Ein amerikanisch-britisches Forscherteam hat anonymisierte Verbindungsdaten von zwölf Mrd. Festnetzanrufen analysiert, um damit die Karte Großbritanniens neu zu zeichnen. Die Idee ist, aufgrund des Kommunikationsverhaltens Regionen mit einem engen inneren Zusammenhalt zu finden.

"Wenn man zusammengehörige Regionen identifizieren kann, kann man bessere Regierungsstrukturen schaffen", betont Teamleiter Carlo Ratti, Leiter des MIT Senseable City Lab.

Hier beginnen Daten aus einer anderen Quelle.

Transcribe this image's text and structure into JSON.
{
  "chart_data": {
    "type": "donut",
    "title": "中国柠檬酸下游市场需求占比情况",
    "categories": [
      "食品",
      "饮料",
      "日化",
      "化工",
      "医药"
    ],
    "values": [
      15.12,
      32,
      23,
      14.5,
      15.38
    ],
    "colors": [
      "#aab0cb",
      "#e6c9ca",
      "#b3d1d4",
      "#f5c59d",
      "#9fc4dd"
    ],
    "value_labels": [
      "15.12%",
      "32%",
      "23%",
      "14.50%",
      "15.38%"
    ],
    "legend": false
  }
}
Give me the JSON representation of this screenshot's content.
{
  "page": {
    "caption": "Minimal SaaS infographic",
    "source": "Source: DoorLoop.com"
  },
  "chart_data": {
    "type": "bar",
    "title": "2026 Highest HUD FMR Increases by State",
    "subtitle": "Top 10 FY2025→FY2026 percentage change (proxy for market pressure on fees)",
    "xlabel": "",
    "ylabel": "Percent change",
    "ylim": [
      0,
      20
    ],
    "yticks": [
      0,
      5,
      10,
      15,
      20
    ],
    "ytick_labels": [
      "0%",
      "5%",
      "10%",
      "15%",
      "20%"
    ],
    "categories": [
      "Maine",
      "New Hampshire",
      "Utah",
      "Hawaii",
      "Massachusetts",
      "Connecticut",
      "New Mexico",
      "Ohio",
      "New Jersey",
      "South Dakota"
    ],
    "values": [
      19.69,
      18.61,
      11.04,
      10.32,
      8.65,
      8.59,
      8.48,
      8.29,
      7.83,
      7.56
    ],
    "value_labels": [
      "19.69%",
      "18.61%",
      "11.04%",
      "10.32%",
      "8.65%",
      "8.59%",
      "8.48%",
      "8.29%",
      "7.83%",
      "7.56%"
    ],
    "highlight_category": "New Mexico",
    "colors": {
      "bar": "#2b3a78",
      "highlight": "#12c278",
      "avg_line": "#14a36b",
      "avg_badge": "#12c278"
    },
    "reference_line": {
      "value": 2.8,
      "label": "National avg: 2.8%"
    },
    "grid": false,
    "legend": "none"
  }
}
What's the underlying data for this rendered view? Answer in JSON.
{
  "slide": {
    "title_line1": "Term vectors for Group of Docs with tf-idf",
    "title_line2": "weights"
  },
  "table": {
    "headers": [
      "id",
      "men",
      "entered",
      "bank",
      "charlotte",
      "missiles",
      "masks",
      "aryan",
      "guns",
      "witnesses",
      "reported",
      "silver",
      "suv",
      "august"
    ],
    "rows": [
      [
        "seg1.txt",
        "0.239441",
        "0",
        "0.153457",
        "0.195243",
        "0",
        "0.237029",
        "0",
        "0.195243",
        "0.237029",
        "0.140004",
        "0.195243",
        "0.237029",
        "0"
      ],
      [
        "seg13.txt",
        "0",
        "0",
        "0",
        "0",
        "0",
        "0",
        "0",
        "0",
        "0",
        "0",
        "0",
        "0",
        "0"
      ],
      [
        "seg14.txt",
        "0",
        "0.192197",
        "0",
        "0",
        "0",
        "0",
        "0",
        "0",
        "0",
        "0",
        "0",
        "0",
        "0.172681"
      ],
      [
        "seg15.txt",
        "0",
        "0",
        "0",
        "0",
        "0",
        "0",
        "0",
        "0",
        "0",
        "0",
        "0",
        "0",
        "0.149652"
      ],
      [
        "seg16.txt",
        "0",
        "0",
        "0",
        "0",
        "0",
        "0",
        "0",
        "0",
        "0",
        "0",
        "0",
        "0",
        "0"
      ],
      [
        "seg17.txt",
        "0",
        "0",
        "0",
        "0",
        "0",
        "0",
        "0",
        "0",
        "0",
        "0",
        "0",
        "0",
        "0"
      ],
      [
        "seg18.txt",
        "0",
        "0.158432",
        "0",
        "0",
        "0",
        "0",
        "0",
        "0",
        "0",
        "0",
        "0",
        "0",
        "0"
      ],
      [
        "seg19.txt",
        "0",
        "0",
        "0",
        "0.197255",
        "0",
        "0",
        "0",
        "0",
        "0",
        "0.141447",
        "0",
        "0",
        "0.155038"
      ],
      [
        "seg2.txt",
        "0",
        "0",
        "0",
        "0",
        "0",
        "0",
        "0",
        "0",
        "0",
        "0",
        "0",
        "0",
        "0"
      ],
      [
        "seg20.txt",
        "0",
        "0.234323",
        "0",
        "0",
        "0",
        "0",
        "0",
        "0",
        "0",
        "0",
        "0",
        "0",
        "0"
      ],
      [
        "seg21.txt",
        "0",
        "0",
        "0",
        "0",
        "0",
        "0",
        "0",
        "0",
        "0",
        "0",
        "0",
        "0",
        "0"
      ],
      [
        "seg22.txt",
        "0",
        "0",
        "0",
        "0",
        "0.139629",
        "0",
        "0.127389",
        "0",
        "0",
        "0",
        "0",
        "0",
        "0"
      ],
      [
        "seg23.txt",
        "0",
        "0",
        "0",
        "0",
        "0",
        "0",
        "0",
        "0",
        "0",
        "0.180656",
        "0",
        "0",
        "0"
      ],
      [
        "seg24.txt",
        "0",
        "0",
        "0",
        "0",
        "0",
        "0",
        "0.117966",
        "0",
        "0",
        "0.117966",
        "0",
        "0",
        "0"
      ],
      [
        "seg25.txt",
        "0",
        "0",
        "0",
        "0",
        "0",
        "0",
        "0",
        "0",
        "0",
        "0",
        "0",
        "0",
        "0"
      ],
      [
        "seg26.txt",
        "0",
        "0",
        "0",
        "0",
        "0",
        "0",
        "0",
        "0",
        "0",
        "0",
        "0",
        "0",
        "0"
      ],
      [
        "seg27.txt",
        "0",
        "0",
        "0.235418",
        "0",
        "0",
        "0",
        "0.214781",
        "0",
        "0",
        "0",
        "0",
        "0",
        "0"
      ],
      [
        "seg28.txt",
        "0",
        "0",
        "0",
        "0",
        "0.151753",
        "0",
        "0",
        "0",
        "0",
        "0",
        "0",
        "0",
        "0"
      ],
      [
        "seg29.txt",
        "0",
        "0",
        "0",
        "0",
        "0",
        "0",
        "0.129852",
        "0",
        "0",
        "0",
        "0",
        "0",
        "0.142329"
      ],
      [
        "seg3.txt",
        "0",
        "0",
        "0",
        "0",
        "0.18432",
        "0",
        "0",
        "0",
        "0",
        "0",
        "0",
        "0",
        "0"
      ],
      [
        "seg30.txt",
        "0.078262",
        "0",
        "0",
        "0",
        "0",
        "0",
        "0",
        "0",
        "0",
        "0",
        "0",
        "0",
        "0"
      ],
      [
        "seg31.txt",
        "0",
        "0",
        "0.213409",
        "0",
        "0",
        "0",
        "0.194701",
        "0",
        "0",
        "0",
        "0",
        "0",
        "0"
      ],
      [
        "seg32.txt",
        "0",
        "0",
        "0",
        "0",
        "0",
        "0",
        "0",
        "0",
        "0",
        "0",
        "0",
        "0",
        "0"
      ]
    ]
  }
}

Die entstandene Kommunikationskarte Großbritanniens deckt sich zwar weitgehend mit bisherigen Landkarten. Doch insbesondere die klassische Grenze zwischen Wales und England zeichnet sich nicht ab. Also ist klar, dass die Analysemethode tatsächlich neue politische Aufteilungen anregt. Für das Vereinigte Königreich selbst ist das wohl nicht relevant, doch kann es nach Ansicht der Forscher für andere Länder interessant sein.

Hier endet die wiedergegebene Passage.